Widely considered to be the foremost landscape photographer of his generation, Michael Kenna has been looking at our world in ways quite out of the ordinary for over forty five years. His mysterious photographs, often made at dawn or in the dark hours of night, concentrate primarily on the interaction between the natural landscape and human-made structures. Kenna is both a diurnal and nocturnal photographer, fascinated by times of day when light is at its most pliant. With night-time exposures of up to twelve hours, his photographs often record details that the human eye is not able to perceive.

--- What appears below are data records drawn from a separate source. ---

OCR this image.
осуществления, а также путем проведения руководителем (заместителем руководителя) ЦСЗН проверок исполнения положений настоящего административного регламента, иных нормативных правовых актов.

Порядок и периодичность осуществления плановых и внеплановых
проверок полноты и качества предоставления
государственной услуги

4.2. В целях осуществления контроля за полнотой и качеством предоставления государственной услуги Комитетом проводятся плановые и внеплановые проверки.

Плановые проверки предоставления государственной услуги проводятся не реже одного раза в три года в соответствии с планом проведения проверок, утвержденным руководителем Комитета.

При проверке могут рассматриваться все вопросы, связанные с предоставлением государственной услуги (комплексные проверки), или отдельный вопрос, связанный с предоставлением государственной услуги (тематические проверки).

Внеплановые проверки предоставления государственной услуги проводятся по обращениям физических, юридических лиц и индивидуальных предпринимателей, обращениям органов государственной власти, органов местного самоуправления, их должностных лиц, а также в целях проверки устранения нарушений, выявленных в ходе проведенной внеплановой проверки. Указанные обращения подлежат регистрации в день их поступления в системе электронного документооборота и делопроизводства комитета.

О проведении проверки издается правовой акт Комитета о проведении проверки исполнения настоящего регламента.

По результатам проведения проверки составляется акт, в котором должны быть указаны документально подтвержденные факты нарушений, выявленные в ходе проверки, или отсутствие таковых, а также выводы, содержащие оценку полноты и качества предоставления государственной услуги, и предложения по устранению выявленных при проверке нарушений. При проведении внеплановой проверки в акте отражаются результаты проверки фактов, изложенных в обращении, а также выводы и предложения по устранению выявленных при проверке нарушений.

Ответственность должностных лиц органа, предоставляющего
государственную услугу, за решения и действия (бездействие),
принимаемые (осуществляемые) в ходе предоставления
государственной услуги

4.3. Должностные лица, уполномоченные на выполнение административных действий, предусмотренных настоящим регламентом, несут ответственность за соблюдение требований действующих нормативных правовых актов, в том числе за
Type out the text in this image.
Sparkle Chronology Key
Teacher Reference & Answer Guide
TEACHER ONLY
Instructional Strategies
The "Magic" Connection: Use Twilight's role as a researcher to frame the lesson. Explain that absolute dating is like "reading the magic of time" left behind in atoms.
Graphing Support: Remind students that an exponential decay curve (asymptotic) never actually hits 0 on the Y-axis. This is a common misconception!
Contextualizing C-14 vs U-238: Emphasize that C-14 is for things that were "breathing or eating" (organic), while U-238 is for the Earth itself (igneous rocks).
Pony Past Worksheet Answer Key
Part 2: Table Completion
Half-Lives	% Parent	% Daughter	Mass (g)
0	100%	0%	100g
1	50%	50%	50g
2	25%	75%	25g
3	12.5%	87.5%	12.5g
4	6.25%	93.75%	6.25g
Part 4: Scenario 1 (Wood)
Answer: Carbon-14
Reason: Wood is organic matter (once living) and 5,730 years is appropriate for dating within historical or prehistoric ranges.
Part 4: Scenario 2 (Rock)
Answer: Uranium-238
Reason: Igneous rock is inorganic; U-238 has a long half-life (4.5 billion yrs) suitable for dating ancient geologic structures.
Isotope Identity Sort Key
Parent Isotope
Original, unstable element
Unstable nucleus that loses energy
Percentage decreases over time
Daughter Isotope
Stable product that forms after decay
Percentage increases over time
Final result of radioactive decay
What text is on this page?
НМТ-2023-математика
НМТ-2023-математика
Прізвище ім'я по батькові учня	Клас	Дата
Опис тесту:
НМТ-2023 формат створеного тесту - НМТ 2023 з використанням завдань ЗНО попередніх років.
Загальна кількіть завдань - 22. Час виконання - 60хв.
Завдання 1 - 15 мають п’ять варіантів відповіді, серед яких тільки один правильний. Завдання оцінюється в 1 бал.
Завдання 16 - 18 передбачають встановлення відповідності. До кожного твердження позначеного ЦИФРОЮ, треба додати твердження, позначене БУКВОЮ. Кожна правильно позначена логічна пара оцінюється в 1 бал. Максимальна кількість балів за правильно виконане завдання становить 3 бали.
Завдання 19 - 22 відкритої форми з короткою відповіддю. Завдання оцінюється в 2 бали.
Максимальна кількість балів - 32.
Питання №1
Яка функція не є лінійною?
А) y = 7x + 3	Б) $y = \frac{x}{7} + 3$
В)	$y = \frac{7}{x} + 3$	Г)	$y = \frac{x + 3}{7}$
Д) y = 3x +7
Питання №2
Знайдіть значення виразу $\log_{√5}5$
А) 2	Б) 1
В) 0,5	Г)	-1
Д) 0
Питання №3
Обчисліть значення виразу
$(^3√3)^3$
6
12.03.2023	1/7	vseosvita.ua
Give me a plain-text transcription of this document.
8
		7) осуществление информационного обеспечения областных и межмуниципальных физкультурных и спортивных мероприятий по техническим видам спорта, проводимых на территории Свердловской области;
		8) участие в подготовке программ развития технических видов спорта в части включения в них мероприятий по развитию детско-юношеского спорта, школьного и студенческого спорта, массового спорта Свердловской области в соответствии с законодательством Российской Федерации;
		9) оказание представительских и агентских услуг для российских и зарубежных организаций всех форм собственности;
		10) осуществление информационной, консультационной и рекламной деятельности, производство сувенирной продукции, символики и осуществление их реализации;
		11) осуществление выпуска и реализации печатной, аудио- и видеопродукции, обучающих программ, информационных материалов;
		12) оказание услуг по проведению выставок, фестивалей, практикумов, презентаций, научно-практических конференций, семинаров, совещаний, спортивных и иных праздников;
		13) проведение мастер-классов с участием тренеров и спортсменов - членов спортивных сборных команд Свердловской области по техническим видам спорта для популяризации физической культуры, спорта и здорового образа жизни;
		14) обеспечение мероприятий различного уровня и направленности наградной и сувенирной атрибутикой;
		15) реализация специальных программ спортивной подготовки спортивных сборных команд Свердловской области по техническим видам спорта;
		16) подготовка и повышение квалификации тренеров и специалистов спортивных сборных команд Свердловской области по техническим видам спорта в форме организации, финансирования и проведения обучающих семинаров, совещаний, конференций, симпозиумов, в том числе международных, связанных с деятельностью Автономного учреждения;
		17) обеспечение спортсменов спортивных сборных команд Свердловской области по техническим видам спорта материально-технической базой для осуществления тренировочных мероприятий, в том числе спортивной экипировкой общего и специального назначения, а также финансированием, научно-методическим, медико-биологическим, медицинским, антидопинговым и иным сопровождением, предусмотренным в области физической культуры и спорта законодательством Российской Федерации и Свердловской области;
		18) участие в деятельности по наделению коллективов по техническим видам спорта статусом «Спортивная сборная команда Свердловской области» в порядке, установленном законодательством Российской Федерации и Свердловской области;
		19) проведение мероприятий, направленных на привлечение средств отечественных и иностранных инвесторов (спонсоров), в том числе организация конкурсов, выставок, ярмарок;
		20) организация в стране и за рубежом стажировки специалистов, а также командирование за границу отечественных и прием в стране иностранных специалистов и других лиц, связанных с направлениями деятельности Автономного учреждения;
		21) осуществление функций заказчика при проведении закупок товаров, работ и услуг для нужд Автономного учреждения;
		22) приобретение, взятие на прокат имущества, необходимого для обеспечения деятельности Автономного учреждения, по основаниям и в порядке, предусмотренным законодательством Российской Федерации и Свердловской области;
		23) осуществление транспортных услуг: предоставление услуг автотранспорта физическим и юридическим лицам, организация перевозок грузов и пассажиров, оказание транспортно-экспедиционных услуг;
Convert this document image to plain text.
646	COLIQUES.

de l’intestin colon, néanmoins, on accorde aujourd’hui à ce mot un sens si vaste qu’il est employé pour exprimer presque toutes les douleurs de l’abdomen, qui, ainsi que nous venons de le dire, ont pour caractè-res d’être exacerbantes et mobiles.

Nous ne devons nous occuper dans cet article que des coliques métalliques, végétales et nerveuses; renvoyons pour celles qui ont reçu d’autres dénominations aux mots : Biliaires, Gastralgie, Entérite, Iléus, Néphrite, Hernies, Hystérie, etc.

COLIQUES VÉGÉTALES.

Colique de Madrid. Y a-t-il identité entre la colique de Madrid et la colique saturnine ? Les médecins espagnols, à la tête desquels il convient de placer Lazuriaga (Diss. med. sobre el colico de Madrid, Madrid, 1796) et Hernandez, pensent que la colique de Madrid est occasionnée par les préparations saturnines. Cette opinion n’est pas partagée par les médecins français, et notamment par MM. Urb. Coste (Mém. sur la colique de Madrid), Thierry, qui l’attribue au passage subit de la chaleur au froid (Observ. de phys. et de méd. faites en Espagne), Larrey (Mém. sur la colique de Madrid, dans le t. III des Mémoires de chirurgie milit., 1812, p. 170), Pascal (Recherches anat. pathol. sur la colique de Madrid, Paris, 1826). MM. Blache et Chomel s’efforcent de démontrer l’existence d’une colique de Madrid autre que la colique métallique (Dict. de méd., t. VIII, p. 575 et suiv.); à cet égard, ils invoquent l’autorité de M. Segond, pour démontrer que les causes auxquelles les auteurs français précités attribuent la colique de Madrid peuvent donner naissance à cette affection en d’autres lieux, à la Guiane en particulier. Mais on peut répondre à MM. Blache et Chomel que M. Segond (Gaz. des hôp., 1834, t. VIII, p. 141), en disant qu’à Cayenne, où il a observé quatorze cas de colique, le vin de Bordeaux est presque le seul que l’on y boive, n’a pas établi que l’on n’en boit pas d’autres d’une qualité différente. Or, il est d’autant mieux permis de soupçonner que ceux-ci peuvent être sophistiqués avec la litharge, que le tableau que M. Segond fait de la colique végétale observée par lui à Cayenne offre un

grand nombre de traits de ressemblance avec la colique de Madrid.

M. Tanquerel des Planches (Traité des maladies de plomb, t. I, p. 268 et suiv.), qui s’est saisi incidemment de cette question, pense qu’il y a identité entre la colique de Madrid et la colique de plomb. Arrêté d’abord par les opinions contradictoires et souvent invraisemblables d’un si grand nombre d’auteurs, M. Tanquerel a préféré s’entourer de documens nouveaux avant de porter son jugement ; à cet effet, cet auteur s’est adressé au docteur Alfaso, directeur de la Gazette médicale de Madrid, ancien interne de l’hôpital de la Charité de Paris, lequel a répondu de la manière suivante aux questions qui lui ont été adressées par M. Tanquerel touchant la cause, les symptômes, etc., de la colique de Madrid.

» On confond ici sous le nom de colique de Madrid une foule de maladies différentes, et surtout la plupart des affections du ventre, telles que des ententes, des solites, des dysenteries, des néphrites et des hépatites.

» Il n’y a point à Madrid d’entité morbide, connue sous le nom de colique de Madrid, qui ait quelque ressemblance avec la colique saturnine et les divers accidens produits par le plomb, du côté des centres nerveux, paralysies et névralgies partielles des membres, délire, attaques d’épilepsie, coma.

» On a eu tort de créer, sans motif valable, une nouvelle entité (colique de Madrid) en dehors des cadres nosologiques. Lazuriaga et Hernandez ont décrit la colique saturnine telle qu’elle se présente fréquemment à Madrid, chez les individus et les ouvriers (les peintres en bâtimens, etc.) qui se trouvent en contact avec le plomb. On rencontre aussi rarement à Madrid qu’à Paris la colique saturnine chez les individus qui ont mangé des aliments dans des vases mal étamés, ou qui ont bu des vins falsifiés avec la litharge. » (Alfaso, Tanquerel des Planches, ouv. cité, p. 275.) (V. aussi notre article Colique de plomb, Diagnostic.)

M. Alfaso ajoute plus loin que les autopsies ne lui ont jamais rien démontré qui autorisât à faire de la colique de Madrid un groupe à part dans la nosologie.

Kenna is particularly famous for the intimate scale of his photography and his meticulous personal printing style. He works in a traditional, non-digital photographic medium. His exquisitely hand crafted black and white prints reflect a sense of refinement, respect for history, and thorough originality. Kenna’s photographs have been shown in over seven hundred gallery and museum exhibitions throughout the world, and are included in such permanent collections as The Bibliotheque Nationale, Paris; The Metropolitan Museum of Photography, Tokyo; The National Gallery, Washington, D.C.; The Shanghai Art Museum; and The Victoria and Albert Museum, London.
Over fifty monographs and exhibition catalogs have been published on Kenna’s work, including; Michael Kenna – A Twenty Year Retrospective (Treville, 1994 and Nazraeli Press, 2000); Impossible to Forget (Marval and Nazraeli Press, 2001); Japan (Nazraeli Press and Treville Editions, 2003); Retrospective Two (Nazraeli, and Treville Editions, 2004); Michael Kenna – A Retrospective (BnF, 2009); Immagini del Settimo Giorno (Skira, 2010); China (Posts and Telecom Press, 2014); France (Nazraeli Press 2014); and Forms of Japan (Prestel – Random House, 2015).
In 2001, Kenna was made a Chevalier in the Order of Arts and Letters by the Ministry of Culture in France. Born in Widnes, England in 1953, he currently lives in Seattle, Washington, USA, and continues to photograph throughout the world.